DWJ Manajement - PORTAL

Destry Damayanti: Nilai Tukar Prioritas Kita

Oleh: DWJ-Manajement 27 Jul 2026
Destry Damayanti: Nilai Tukar Prioritas Kita

Keberhasilan menjaga stabilitas nilai tukar tidak bisa hanya bertumpu pada Bank Indonesia semata. Diperlukan sinergi yang kuat dengan pemerintah pusat dan daerah. Kebijakan fiskal yang disiplin dan pengelolaan sektor riil yang mampu mendorong ekspor akan menjadi pendukung utama bagi kebijakan moneter BI. Destry dipastikan akan terus berkoordinasi erat dengan Kementerian Keuangan dalam menjaga keseimbangan makroekonomi nasional.

Harapan Pasar Terhadap Kepemimpinan Destry Damayanti

Pasar bereaksi dengan sikap waspada namun optimis terhadap transisi ini. Pengalaman Destry di dalam tubuh Bank Indonesia memberikan keyakinan bahwa transisi kepemimpinan ini tidak akan menyebabkan disrupsi kebijakan yang ekstrem. Konsistensi adalah kunci yang dicari oleh para pelaku pasar saat ini.

Para analis ekonomi memprediksi bahwa di bawah arahan Destry, Bank Indonesia akan tetap memegang teguh prinsip kehati-hatian (prudence). Fokus pada nilai tukar menunjukkan bahwa BI ingin memastikan fondasi ekonomi tetap kokoh sebelum melangkah lebih jauh ke arah ekspansi moneter yang lebih agresif. Stabilitas adalah prasyarat utama bagi pertumbuhan ekonomi yang berkelanjutan.

Beberapa poin yang menjadi ekspektasi pasar meliputi:

Transparansi Komunikasi: Pasar membutuhkan komunikasi yang jelas dan konsisten dari pimpinan BI mengenai arah kebijakan moneter.

Ketepatan Waktu Intervensi: Kemampuan BI untuk masuk ke pasar di saat yang paling krusial guna meredam volatilitas yang berlebihan.
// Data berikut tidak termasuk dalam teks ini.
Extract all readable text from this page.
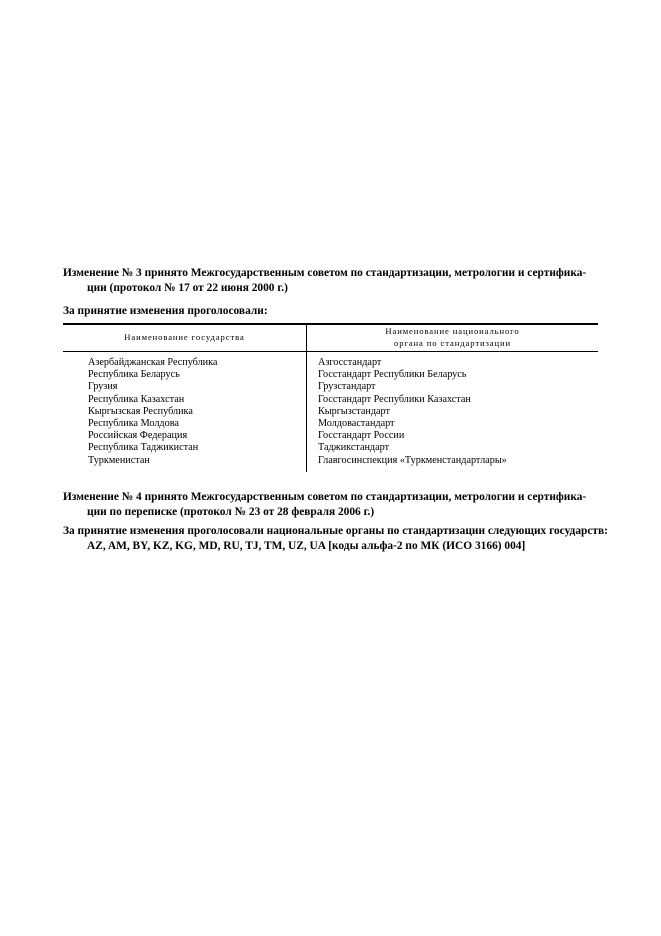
Изменение № 3 принято Межгосударственным советом по стандартизации, метрологии и сертифика-
ции (протокол № 17 от 22 июня 2000 г.)
За принятие изменения проголосовали:
Наименование государства
Наименование национального
органа по стандартизации
Азербайджанская Республика
Республика Беларусь
Грузия
Республика Казахстан
Кыргызская Республика
Республика Молдова
Российская Федерация
Республика Таджикистан
Туркменистан
Азгосстандарт
Госстандарт Республики Беларусь
Грузстандарт
Госстандарт Республики Казахстан
Кыргызстандарт
Молдовастандарт
Госстандарт России
Таджикстандарт
Главгосинспекция «Туркменстандартлары»
Изменение № 4 принято Межгосударственным советом по стандартизации, метрологии и сертифика-
ции по переписке (протокол № 23 от 28 февраля 2006 г.)
За принятие изменения проголосовали национальные органы по стандартизации следующих государств:
AZ, AM, BY, KZ, KG, MD, RU, TJ, TM, UZ, UA [коды альфа-2 по МК (ИСО 3166) 004]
Adaptabilitas: Seberapa cepat BI mampu merespons perubahan mendadak dalam peta geopolitik dan ekonomi global.

Kesimpulan

Mundurnya Perry Warjiyo menandai dimulainya era kepemimpinan sementara Destry Damayanti di Bank Indonesia. Dengan penekanan kuat pada stabilitas nilai tukar Rupiah sebagai prioritas utama, Destry mengirimkan pesan tegas kepada pasar bahwa Bank Indonesia tetap berkomitmen menjaga stabilitas moneter di tengah ketidakpastian global. Tantangan besar seperti kebijakan The Fed dan dinamika geopolitik menuntut BI untuk bekerja dengan sangat presisi, menggunakan kombinasi instrumen moneter yang efektif, serta menjaga sinergi yang kuat dengan kebijakan fiskal pemerintah. Keberhasilan dalam menjaga marwah Rupiah akan menjadi tolok ukur utama bagi kepemimpinan Destry dalam menavigasi ekonomi nasional menuju stabilitas yang berkelanjutan.